There's a lot of dead weight. Out of 202 "friends," I get very little or no interaction. Unlike Twitter, I'm networking with people who are not in my life area: I don't party, curse or talk about a lot of the things I dis before I committed to Christ. Most of my posts or "shares" are news stories (because that's a big interest) or of Christian and social interests. Don't get me wrong - I love my friends and family, but most of them are not the most conservative of folks...

The Switchover
 I have been looking around for something more expansive than Twitter and more substantial than Facebook. I've signed up for an invite to Diaspora (which might be a little over my head) and I very recently set up my Google+ profile.  My dream is to somehow have the best of Twitter, Facebook and my blog communities. It's going to be hard to leave Facebook, though. Problems and all, it's still the first place where I was able to have all the family "together."

Google+
The thing I like about Google+ (so far) is that I can set up "circles" of  friends. It seems much easier than the lists on Facebook. One of the first things I've done is designate circles to keep everyone in their own little realm. Now I have to figure out how to add the FB, Twitter and Blog folk I want to keep. Other than family, there are only about 7 people I'm taking from Facebook. Twitter is going to be more complicated.

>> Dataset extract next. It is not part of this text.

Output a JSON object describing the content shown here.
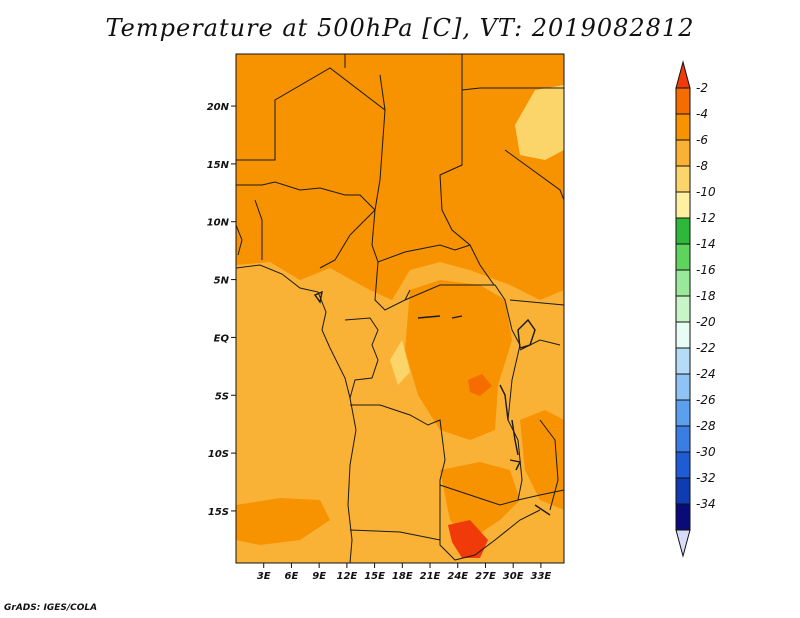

The one downside I can think of is that I'm not sure how many people use Google services. I've used Google for around 5 or 6 years - for my blogs, mail and the many other services they've had - but I don't know a whole lot of people with even Gmail. Hmm... Gonna have to think on that.

So... I will hopefully be able to shut down my FB account sometime in the very near future. Pretty sure I will go through withdrawals. In that case, I'll just open another FB account and keep the friends' list on the quality-not-quantity side.